Dengan hasil perhitungan kemampuan serap Aprindo, Kemendag pun memutuskan agar AGRI (dan juga Pabrik Gula PT Kebun Tebu Manis) memasok gula rafinasi ke ritel-ritel modern sebanyak 30.000 ton.

"Kami untuk meyakinkan ritel modern, kalau komitmennya hanya 20.000 ton, sudah kita kesepakatan baru dengan para anggota AGRI Anda kita kasih 30.000 ton," jelas dia.

Hal tersebut diputuskan, pasalnya pemerintah tidak ingin ada stok yang berlebih di gudang distributor jika kemampuan serap peritel hanyalah 20.000 ton. Oleh sebab itu, sisa dari 30.000 ton tersebut diarahkan Kemendag untuk dipasok ke pasar tradisional.

"Sisanya kami minta lagi kepada AGRI disalurkan melalui 2 cara, pertama tetap bekerja sama dengan pedagang pasar melalui jaringannya, tetapi langsung ke pedagang pasar. Cara kedua AGRI kerja sama dengan para pengelola dan dinas-dinas seluruh Indonesia melakukan operasi pasar. Jadi bukan berarti Aprindo nggak dipenuhi, tapi nggak mampu untuk menyerap sebanyak itu (160.000 ton)," papar Suhanto.

Ia pun menegaskan, perubahan volume pendistribusian gula rafinasi dari AGRI kepada Aprindo, yang awalnya 160.000 ton menjadi akhirnya 30.000 ton (termasuk dipasok dari Pabrik Gula PT Kebun Tebu Mas), bukanlah mengartikan stok gula tersebut menghilang begitu saja. Namun, pemerintah memang menyesuaikan dengan kemampuan dari peritel modern sendiri.

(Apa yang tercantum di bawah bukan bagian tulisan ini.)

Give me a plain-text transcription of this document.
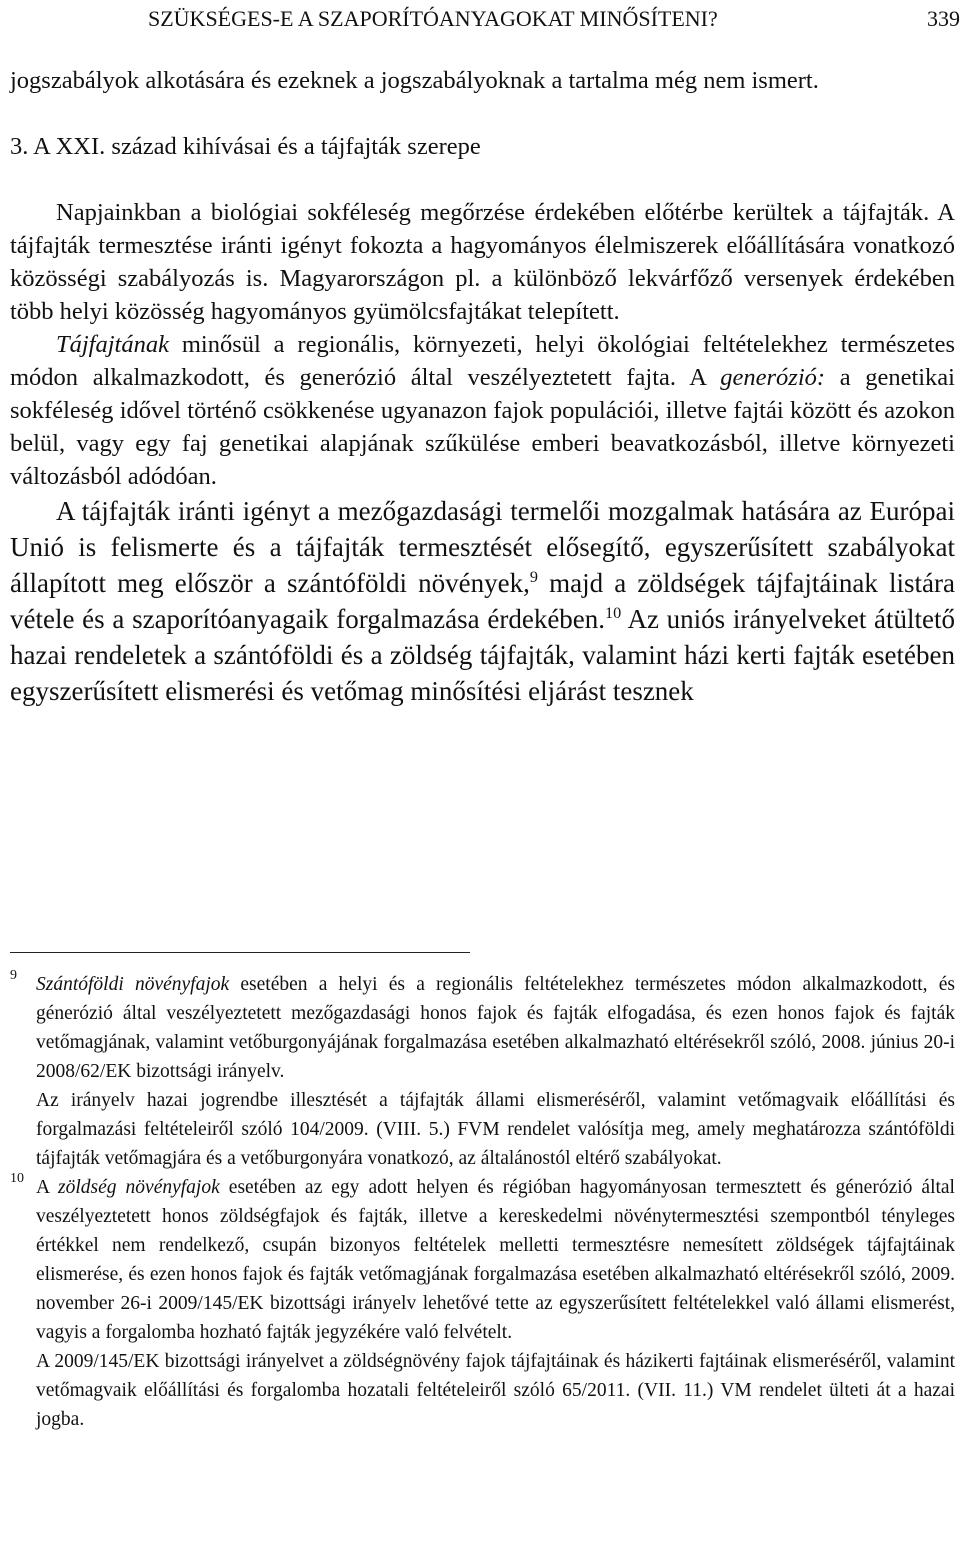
SZÜKSÉGES-E A SZAPORÍTÓANYAGOKAT MINŐSÍTENI?	339

jogszabályok alkotására és ezeknek a jogszabályoknak a tartalma még nem ismert.

3. A XXI. század kihívásai és a tájfajták szerepe

Napjainkban a biológiai sokféleség megőrzése érdekében előtérbe kerültek a tájfajták. A tájfajták termesztése iránti igényt fokozta a hagyományos élelmiszerek előállítására vonatkozó közösségi szabályozás is. Magyarországon pl. a különböző lekvárfőző versenyek érdekében több helyi közösség hagyományos gyümölcsfajtákat telepített.

Tájfajtának minősül a regionális, környezeti, helyi ökológiai feltételekhez természetes módon alkalmazkodott, és generózió által veszélyeztetett fajta. A generózió: a genetikai sokféleség idővel történő csökkenése ugyanazon fajok populációi, illetve fajtái között és azokon belül, vagy egy faj genetikai alapjának szűkülése emberi beavatkozásból, illetve környezeti változásból adódóan.

A tájfajták iránti igényt a mezőgazdasági termelői mozgalmak hatására az Európai Unió is felismerte és a tájfajták termesztését elősegítő, egyszerűsített szabályokat állapított meg először a szántóföldi növények,$^9$ majd a zöldségek tájfajtáinak listára vétele és a szaporítóanyagaik forgalmazása érdekében.$^{10}$ Az uniós irányelveket átültető hazai rendeletek a szántóföldi és a zöldség tájfajták, valamint házi kerti fajták esetében egyszerűsített elismerési és vetőmag minősítési eljárást tesznek

9 Szántóföldi növényfajok esetében a helyi és a regionális feltételekhez természetes módon alkalmazkodott, és génerózió által veszélyeztetett mezőgazdasági honos fajok és fajták elfogadása, és ezen honos fajok és fajták vetőmagjának, valamint vetőburgonyájának forgalmazása esetében alkalmazható eltérésekről szóló, 2008. június 20-i 2008/62/EK bizottsági irányelv.

Az irányelv hazai jogrendbe illesztését a tájfajták állami elismeréséről, valamint vetőmagvaik előállítási és forgalmazási feltételeiről szóló 104/2009. (VIII. 5.) FVM rendelet valósítja meg, amely meghatározza szántóföldi tájfajták vetőmagjára és a vetőburgonyára vonatkozó, az általánostól eltérő szabályokat.

10 A zöldség növényfajok esetében az egy adott helyen és régióban hagyományosan termesztett és génerózió által veszélyeztetett honos zöldségfajok és fajták, illetve a kereskedelmi növénytermesztési szempontból tényleges értékkel nem rendelkező, csupán bizonyos feltételek melletti termesztésre nemesített zöldségek tájfajtáinak elismerése, és ezen honos fajok és fajták vetőmagjának forgalmazása esetében alkalmazható eltérésekről szóló, 2009. november 26-i 2009/145/EK bizottsági irányelv lehetővé tette az egyszerűsített feltételekkel való állami elismerést, vagyis a forgalomba hozható fajták jegyzékére való felvételt.

A 2009/145/EK bizottsági irányelvet a zöldségnövény fajok tájfajtáinak és házikerti fajtáinak elismeréséről, valamint vetőmagvaik előállítási és forgalomba hozatali feltételeiről szóló 65/2011. (VII. 11.) VM rendelet ülteti át a hazai jogba.
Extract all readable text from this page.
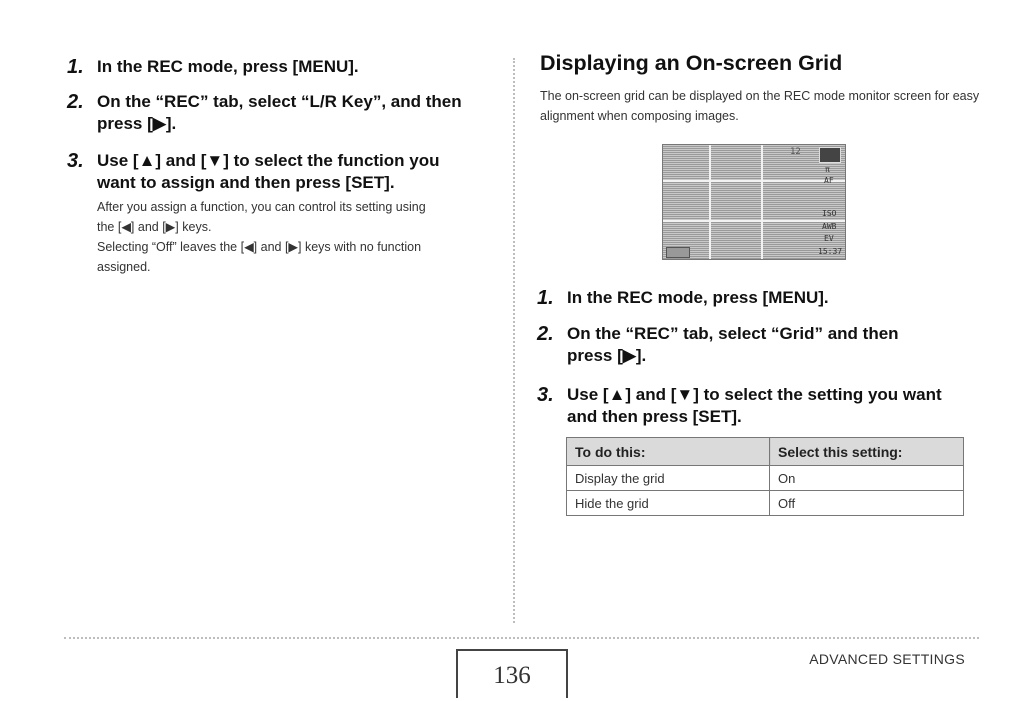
1. In the REC mode, press [MENU].
2. On the “REC” tab, select “L/R Key”, and then
press [▶].
3. Use [▲] and [▼] to select the function you
want to assign and then press [SET].
After you assign a function, you can control its setting using
the [◀] and [▶] keys.
Selecting “Off” leaves the [◀] and [▶] keys with no function
assigned.
Displaying an On-screen Grid
The on-screen grid can be displayed on the REC mode monitor screen for easy alignment when composing images.
12
π
AF
ISO
AWB
EV
15:37
1. In the REC mode, press [MENU].
2. On the “REC” tab, select “Grid” and then
press [▶].
3. Use [▲] and [▼] to select the setting you want
and then press [SET].
To do this:	Select this setting:
Display the grid	On
Hide the grid	Off
136
ADVANCED SETTINGS
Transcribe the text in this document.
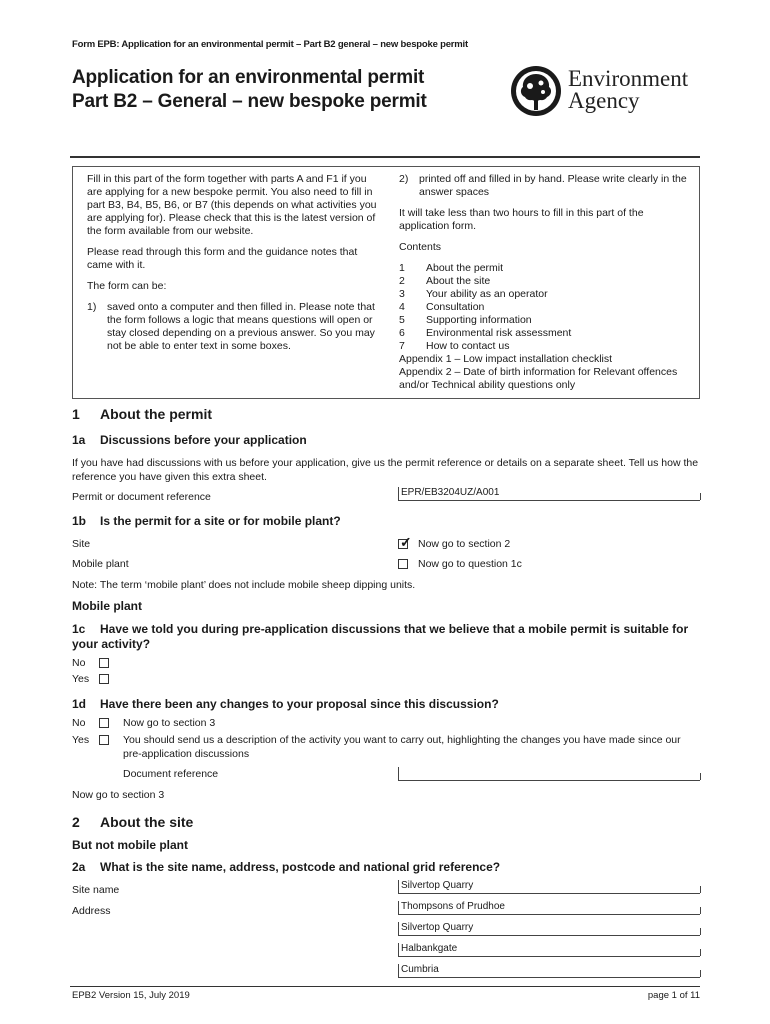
Form EPB: Application for an environmental permit – Part B2 general – new bespoke permit
Application for an environmental permit
Part B2 – General – new bespoke permit
Environment
Agency

Fill in this part of the form together with parts A and F1 if you are applying for a new bespoke permit. You also need to fill in part B3, B4, B5, B6, or B7 (this depends on what activities you are applying for). Please check that this is the latest version of the form available from our website.

Please read through this form and the guidance notes that came with it.

The form can be:

1)	saved onto a computer and then filled in. Please note that the form follows a logic that means questions will open or stay closed depending on a previous answer. So you may not be able to enter text in some boxes.
2)	printed off and filled in by hand. Please write clearly in the answer spaces

It will take less than two hours to fill in this part of the application form.

Contents

1	About the permit
2	About the site
3	Your ability as an operator
4	Consultation
5	Supporting information
6	Environmental risk assessment
7	How to contact us
Appendix 1 – Low impact installation checklist
Appendix 2 – Date of birth information for Relevant offences and/or Technical ability questions only
1 About the permit
1a Discussions before your application
If you have had discussions with us before your application, give us the permit reference or details on a separate sheet. Tell us how the reference you have given this extra sheet.
Permit or document reference	EPR/EB3204UZ/A001
1b Is the permit for a site or for mobile plant?
Site	✓ Now go to section 2
Mobile plant	Now go to question 1c
Note: The term ‘mobile plant’ does not include mobile sheep dipping units.
Mobile plant
1c Have we told you during pre-application discussions that we believe that a mobile permit is suitable for your activity?
No
Yes
1d Have there been any changes to your proposal since this discussion?
No	Now go to section 3
Yes	You should send us a description of the activity you want to carry out, highlighting the changes you have made since our pre-application discussions
Document reference
Now go to section 3
2 About the site
But not mobile plant
2a What is the site name, address, postcode and national grid reference?
Site name	Silvertop Quarry
Address	Thompsons of Prudhoe
Silvertop Quarry
Halbankgate
Cumbria
EPB2 Version 15, July 2019	page 1 of 11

"Bukan menghilang, ada. Aprindo sendiri nggak akan mampu menjual segitu," pungkas dia.

Persoalan stok gula rafinasi disebut menghilang ini berawal dari pernyataan Roy dalam diskusi pangan yang digelar Badan Perlindungan Konsumen Nasional (BPKN) pada Rabu (14/5) kemarin. Roy menuturkan, melalui rapat dengan Kemendag pada Rabu (22/4) lalu, AGRI telah sepakat memasok 160.000 ton gula rafinasi kepada Aprindo. Gula rafinasi tersebut memang dialihkan fungsinya untuk menjadi gula konsumsi demi memenuhi pasokan dalam negeri.

Namun, menurut Roy 2 hari kemudian AGRI menyatakan stoknya hanya tersisa 93.000 ton. Roy menyatakan kebingungannya dengan mengatakan sekitar 70.000 ton stok gula rafinasi menghilang dalam 2 hari entah ke mana. Terlebih lagi, menurut Roy ketika Aprindo hendak memperoleh keseluruhan stok tersebut, lagi-lagi kesepakatan akhirnya AGRI hanya memasok 30.000 ton gula rafinasi.